Même si beaucoup de gens ne le savent pas encore, le championnat d'Europe de football débute ce vendredi soir (21h). Au stade olympique de Rome, l'Italie affronte la Turquie, deux adversaires de la Suisse - qui joue samedi après-midi - dans le groupe A.
De l'autre côté de la frontière
Cet «Euro 2020», qui a été repoussé d'une année, pandémie oblige, se dispute dans 11 villes réparties sur le continent. Il s'agit de la 16e édition d'une compétition trop souvent appelée, à tort, «Eurofoot». De la ville de Genève au «12h45», la dérive est encore généralisée. Même Blick a furtivement laissé passer ce terme avant que les censeurs n'interviennent.
Mais d'où vient ce néologisme barbare? Ne reculant devant rien, Blick a mis ses plus fins limiers sur l'affaire afin de remonter jusqu'aux origines du mal.
Les prémices de notre enquête nous mènent d'entrée de l'autre côté de la frontière. «Eurofoot? Cela doit sûrement venir des Français qui avaient organisé l'Euro 1984. Ils adorent baptiser les choses et événements ou leur accoler un sigle», nous aiguille Philippe Dubath, grande plume du journalisme sportif romand à «24 Heures», aujourd'hui retraité. Après une brève recherche sur internet, les occurrences du terme sont pourtant moins nombreuses chez nos voisins tricolores qu'en Suisse. Étonnant?

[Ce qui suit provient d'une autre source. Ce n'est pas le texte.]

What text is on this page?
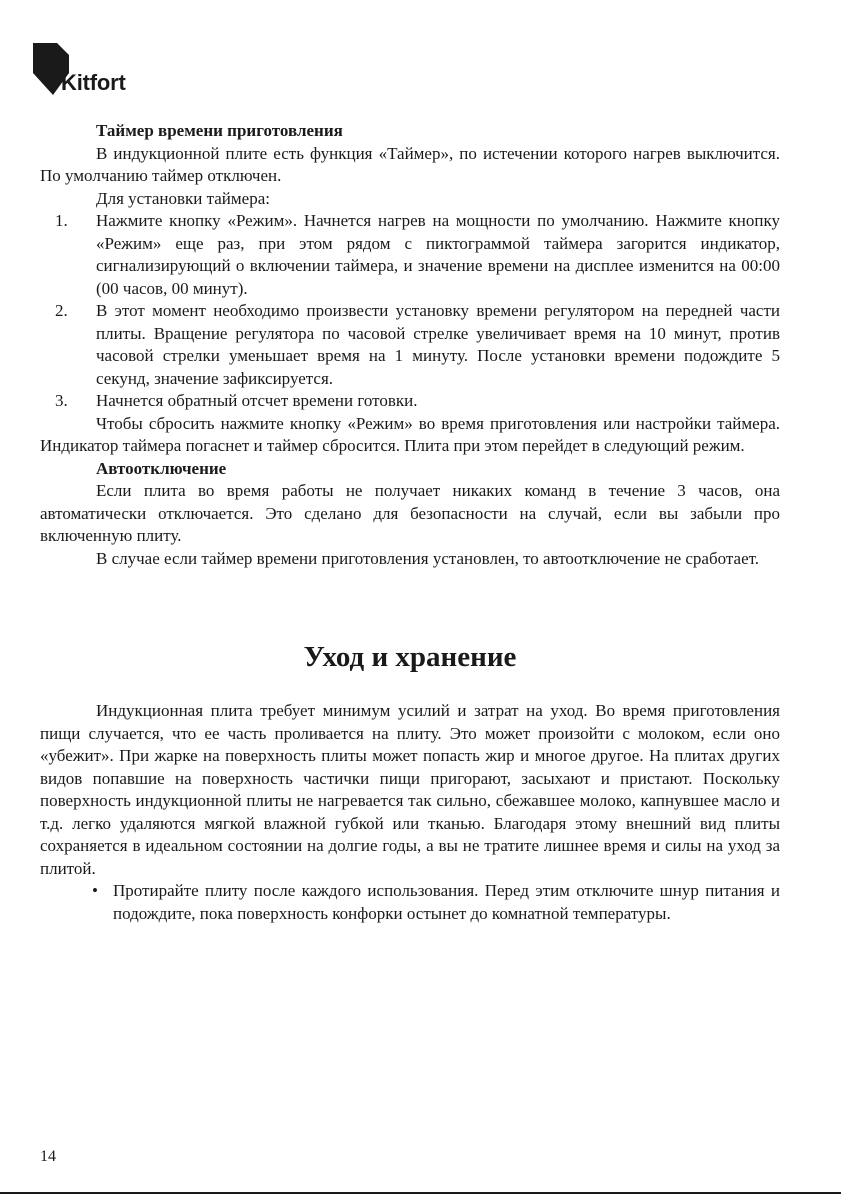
Kitfort

Таймер времени приготовления

В индукционной плите есть функция «Таймер», по истечении которого нагрев выключится. По умолчанию таймер отключен.

Для установки таймера:

1. Нажмите кнопку «Режим». Начнется нагрев на мощности по умолчанию. Нажмите кнопку «Режим» еще раз, при этом рядом с пиктограммой таймера загорится индикатор, сигнализирующий о включении таймера, и значение времени на дисплее изменится на 00:00 (00 часов, 00 минут).
2. В этот момент необходимо произвести установку времени регулятором на передней части плиты. Вращение регулятора по часовой стрелке увеличивает время на 10 минут, против часовой стрелки уменьшает время на 1 минуту. После установки времени подождите 5 секунд, значение зафиксируется.
3. Начнется обратный отсчет времени готовки.

Чтобы сбросить нажмите кнопку «Режим» во время приготовления или настройки таймера. Индикатор таймера погаснет и таймер сбросится. Плита при этом перейдет в следующий режим.

Автоотключение

Если плита во время работы не получает никаких команд в течение 3 часов, она автоматически отключается. Это сделано для безопасности на случай, если вы забыли про включенную плиту.

В случае если таймер времени приготовления установлен, то автоотключение не сработает.

Уход и хранение

Индукционная плита требует минимум усилий и затрат на уход. Во время приготовления пищи случается, что ее часть проливается на плиту. Это может произойти с молоком, если оно «убежит». При жарке на поверхность плиты может попасть жир и многое другое. На плитах других видов попавшие на поверхность частички пищи пригорают, засыхают и пристают. Поскольку поверхность индукционной плиты не нагревается так сильно, сбежавшее молоко, капнувшее масло и т.д. легко удаляются мягкой влажной губкой или тканью. Благодаря этому внешний вид плиты сохраняется в идеальном состоянии на долгие годы, а вы не тратите лишнее время и силы на уход за плитой.

• Протирайте плиту после каждого использования. Перед этим отключите шнур питания и подождите, пока поверхность конфорки остынет до комнатной температуры.
14
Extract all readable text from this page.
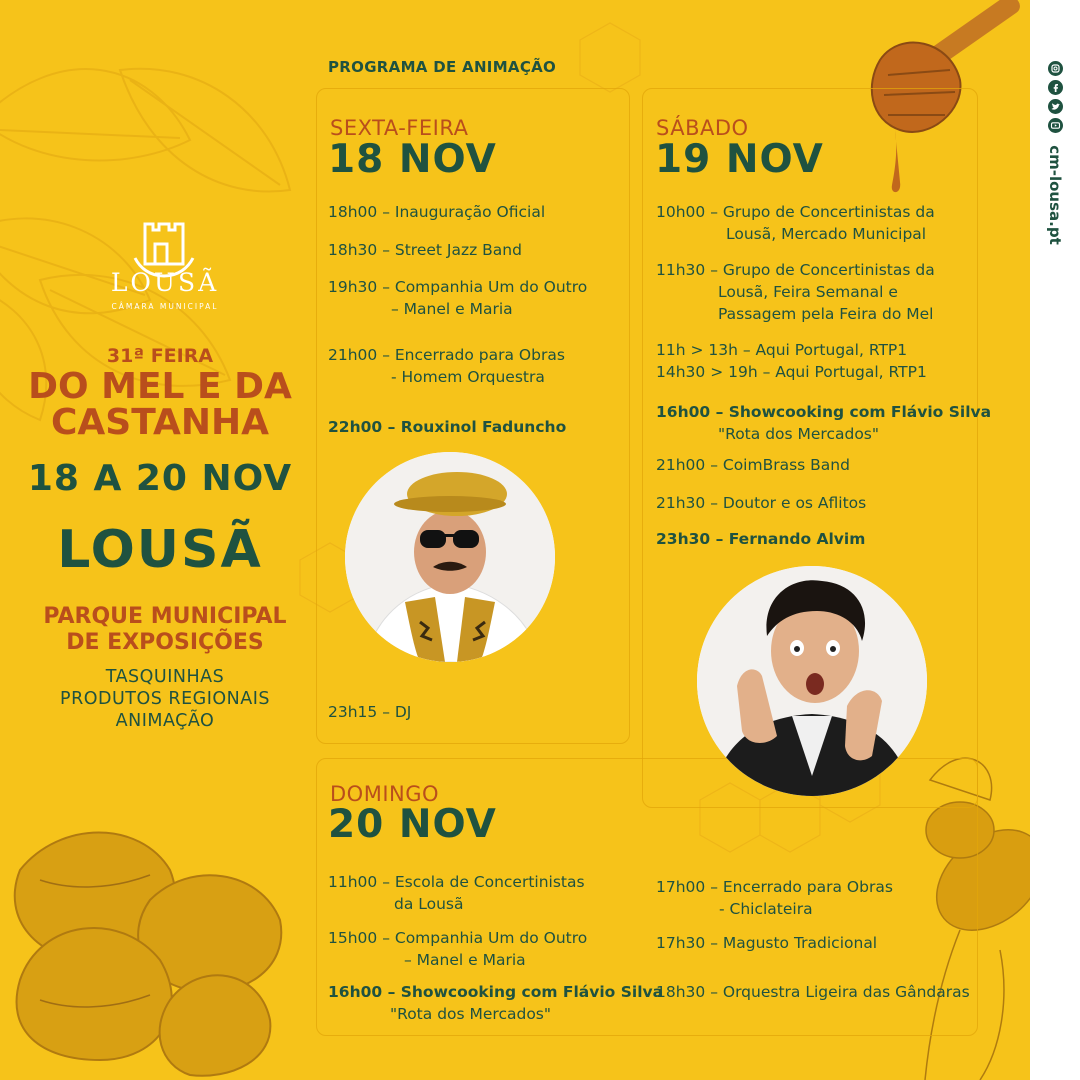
LOUSÃ
CÂMARA MUNICIPAL
31ª FEIRA
DO MEL E DA
CASTANHA
18 A 20 NOV
LOUSÃ
PARQUE MUNICIPAL
DE EXPOSIÇÕES
TASQUINHAS
PRODUTOS REGIONAIS
ANIMAÇÃO
PROGRAMA DE ANIMAÇÃO
SEXTA-FEIRA
18 NOV
18h00 – Inauguração Oficial
18h30 – Street Jazz Band
19h30 – Companhia Um do Outro
– Manel e Maria
21h00 – Encerrado para Obras
- Homem Orquestra
22h00 – Rouxinol Faduncho
23h15 – DJ
SÁBADO
19 NOV
10h00 – Grupo de Concertinistas da
Lousã, Mercado Municipal
11h30 – Grupo de Concertinistas da
Lousã, Feira Semanal e
Passagem pela Feira do Mel
11h > 13h – Aqui Portugal, RTP1
14h30 > 19h – Aqui Portugal, RTP1
16h00 – Showcooking com Flávio Silva
"Rota dos Mercados"
21h00 – CoimBrass Band
21h30 – Doutor e os Aflitos
23h30 – Fernando Alvim
DOMINGO
20 NOV
11h00 – Escola de Concertinistas
da Lousã
15h00 – Companhia Um do Outro
– Manel e Maria
16h00 – Showcooking com Flávio Silva
"Rota dos Mercados"
17h00 – Encerrado para Obras
- Chiclateira
17h30 – Magusto Tradicional
18h30 – Orquestra Ligeira das Gândaras
cm-lousa.pt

Inspiré par l'«Eurotunnel»?
Une première impression confirmée par le journaliste de «L'Équipe», Stéphane Kohler: «La dénomination me semble totalement inusitée à l’intérieur des frontières françaises. Nous nous contentons en effet de 'l’Euro' ou de 'Championnat d’Europe'.» Jamais avare de bon mot, le Parisien, fervent défenseur de l'utilisation juste des termes, ajoute que les Espagnols parlent «d'Eurocopa». Une précision intéressante mais qui ne nous permet pas vraiment d'avancer.
Premier enseignement donc, «l'Eurofoot» serait une spécialité romande, pour ainsi dire, à l'image de la panosse et du carac. L'historien du sport Philippe Vonnard va nous mettre sur la bonne piste. «Dans le sillage de la construction européenne, qui prend de l’importance dans les années 70 et 80, l’utilisation du terme «Euro» se répand aussi. Pour le tunnel sous la Manche, on parle notamment d’«Eurotunnel». On pourrait imaginer que des journalistes sportifs s’en sont inspirés pour parler d’«Eurofoot».»
Encore la faute des médias
Le «coupable» sera ainsi à chercher parmi nos propres confrères. Une fois passée la déception suscitée par cette trahison, notre enquête reprend. Nous fouillons dans les archives de la presse, grâce à l'excellent site de référence scriptorium, de la Bibliothèque universitaire de Lausanne. Et là, eurêka!
«La Tribune de Lausanne», qui deviendra quelques semaines plus tard «Le Matin», annonce en grandes pompes, dans son édition du 8 janvier 1984, l'arrivée deux jours plus tard de sa nouvelle rubrique sur le foot européen. Une innovation médiatique qui, comme vous l'aurez désormais compris, est intitulée «Eurofoot».
«C'était une idée de la rédaction football, qui était alors dirigée par Raymond Pittet, se souvient Bernard Morel, jeune journaliste à l'époque dans la tour Edipresse de Lausanne. Le but était de mieux couvrir les championnats étrangers de nos pages.»
Le championnat d'Europe 1984, organisé par la France et remporté par les Bleus de Michel Platini, a connu un vif succès populaire. L'euphorie estivale pourrait ainsi expliquer cette regrettable glissade lexicale et l'utilisation du terme «Eurofoot» pour parler de la compétition. De nombreux médias ont suivi la tendance dès les qualifications pour l'édition suivante. À ce jour, la base de données SMD, qui regroupe les articles parus en Suisse, établit la présence avérée de plus de 3600 textes pollués.
Une baisse visible
Une dérive qui est, fort heureusement, sur le déclin. Selon «Google Trends», l'apogée de cette mode se situe aux alentours de 2008. Juste après la fin de la tecktonik. Coïncidence? Toujours est-il que le terme est en train de tomber en désuétude. Nous espérons vivement que cet article permettra d'accélérer cette tendance.
Toujours est-il qu'à l'orée de cet Euro, nous aurons d'autres chats à fouetter. En effet, faut-il parler d'«Euro 2020» ou d'«Euro 2021»? Nous avons un mois pour mettre fin à ce nouveau débat qui, espérons-le, sera moins pénible et long que celui de l'Eurofoot.